No hay duda de que la pretensión de las autoridades es forjar una imagen pública simulando que se ha cambiado, para dar respuesta a las promesas de campaña. Cambiar se ha cambiado poco, y lo que se ha cambiado no ha sido bueno.

Si tomamos como hipótesis que la educación es una larga y profunda conversación que mantenemos los adultos de la institución educativa con los niños, niñas y adolescentes, con sus familias, con las figuras del entorno y con los autores del pasado y del presente, que nos legan los saberes para seguir ahondando en la construcción de nuestra humanidad y el desarrollo de nuestras sociedades, ¿cómo encararemos el futuro desde una configuración como la actual, en que ha desaparecido la palabra del escenario educativo?

En principio, parece imprescindible devolver la voz a los actores educativos y reponer la complejidad del debate de ideas sobre educación. No hay recetas cuando hablamos sobre la formación y el desarrollo de las personas.

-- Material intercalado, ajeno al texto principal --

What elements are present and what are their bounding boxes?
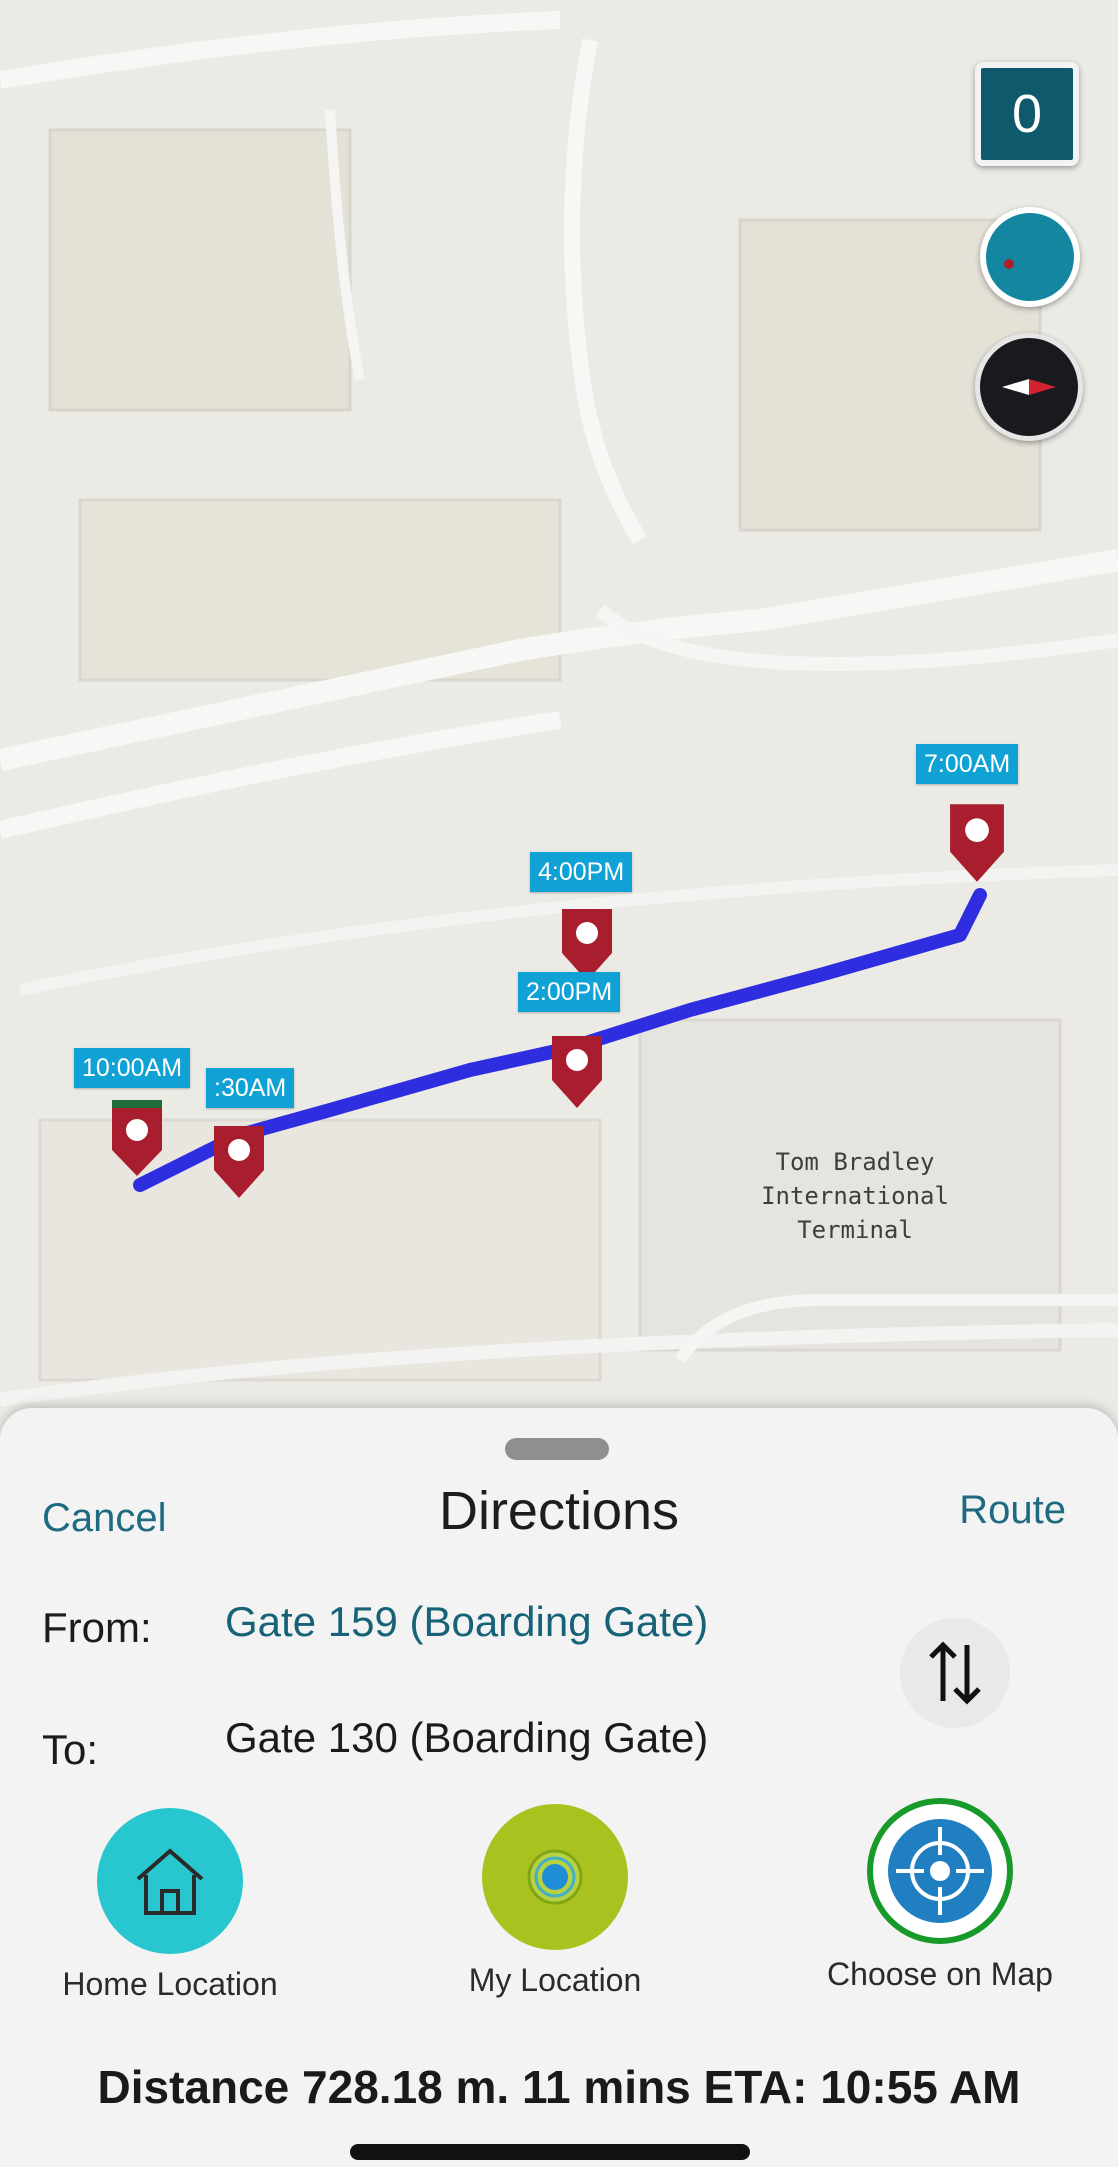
route-pin[interactable] [210,1122,268,1200]
cancel-button[interactable]: Cancel [42,1496,167,1541]
route-button[interactable]: Route [959,1488,1066,1533]
swap-arrows-icon [929,1641,981,1705]
to-field[interactable]: Gate 130 (Boarding Gate) [225,1714,708,1762]
location-toggle-button[interactable] [980,207,1080,307]
time-label: 4:00PM [530,852,633,892]
to-label: To: [42,1726,99,1773]
floor-selector-button[interactable]: 0 [975,62,1079,166]
crosshair-icon [867,1798,1013,1944]
from-field[interactable]: Gate 159 (Boarding Gate) [225,1598,708,1646]
my-location-icon [482,1804,628,1950]
home-indicator[interactable] [350,2144,750,2160]
from-label: From: [42,1604,152,1651]
floor-level: 0 [1011,84,1043,144]
route-pin[interactable] [108,1100,166,1178]
home-location-label: Home Location [62,1966,278,2002]
home-location-button[interactable]: Home Location [40,1808,300,2003]
choose-on-map-label: Choose on Map [827,1956,1053,1992]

Esa complejidad del debate debe ser el sostén que funcione como andamio para comunidades educativas sólidas que puedan albergar a todos los niños y jóvenes más allá de sus peculiaridades y origen, y sostenerlos dentro del sistema con acompañamientos singularizados, propuestos a tiempo y diseñados acorde a sus necesidades y características.

Pero para que esto suceda es imprescindible restituir el paradigma de los derechos humanos como eje que sustenta a la práctica educativa: dar lugar a la participación de todos y desterrar cualquier sentimiento que pueda obstruir la confianza necesaria para expresar lo que cada uno opina.

Es necesario restituir la autoestima dañada de los docentes, acompañarlos y formarlos para que revivan la vocación y superen el lugar asignado por esta administración como meros aplicadores de recetas.

Los procesos de desvinculación de los estudiantes, particularmente en educación media, están ligados muchas veces a las experiencias negativas vividas en el marco de las instituciones educativas, pues configuran condiciones que entorpecen el desarrollo de los jóvenes y su vínculo con el conocimiento. La distancia entre el universo cultural de los estudiantes y el de los adultos constituye una preocupación constante para los que nos desempeñamos en la educación media. La palabra es mediadora en este sentido y no es posible que esté vedada enmudeciendo a quienes tienen tanto para decir. La restitución del paradigma de los derechos, entre otras cuestiones, permitirá construir la convivencia y superar conceptos obsoletos de disciplina escolar para invitar a los niños, niñas y adolescentes a la elaboración de las normas de convivencia. Hay que poner foco en la instalación y el fortalecimiento de equipos territoriales para la atención de la salud mental. Hoy contamos con docentes desbordados a causa de las exigencias administrativas que les han impuesto, atravesados por el temor que reina en el ambiente y la imposibilidad de dar respuestas a las necesidades de estudiantes que no son atendidas. La clase, los pasillos y los patios son los espacios en los que se vuelcan los temores, las incertidumbres, los dolores y las carencias. En muchos casos, las manifestaciones de violencia surgen, hacia sí mismos o hacia los otros. La atención a la salud mental es hoy una prioridad sin discusiones.

El desafío a partir de 2025 será fortalecer y apuntalar las biografías educativas, con acompañamientos oportunos a cargo de docentes con formación específica, para generar aprendizajes auténticos aceptando los ritmos y características de cada estudiante, en instituciones renovadas que hospeden a las generaciones de niños, niñas y adolescentes, en las que las experiencias culturales se ofrezcan cotidianamente. Es necesario restituir la autoestima dañada de los docentes, acompañarlos y formarlos para que reviva su vocación y superen así el lugar asignado por esta administración como meros aplicadores de recetas que no son más que ejercicios burocráticos.

Nos esperan nuevos comienzos –“lento pero viene/ viene con proyectos y bolsas de semillas”, como decía Benedetti–, donde todos, como sujetos de derecho, tengan su indiscutible lugar. No es admisible que estudiantes, docentes y funcionarios deban desgastarse para solicitar el diálogo, como si las instancias de intercambio fueran una concesión generosa de la autoridad.

Celsa Puente es profesora e integrante del colectivo Conversatorio sobre Educación. Fue directora general del Consejo de Educación Secundaria.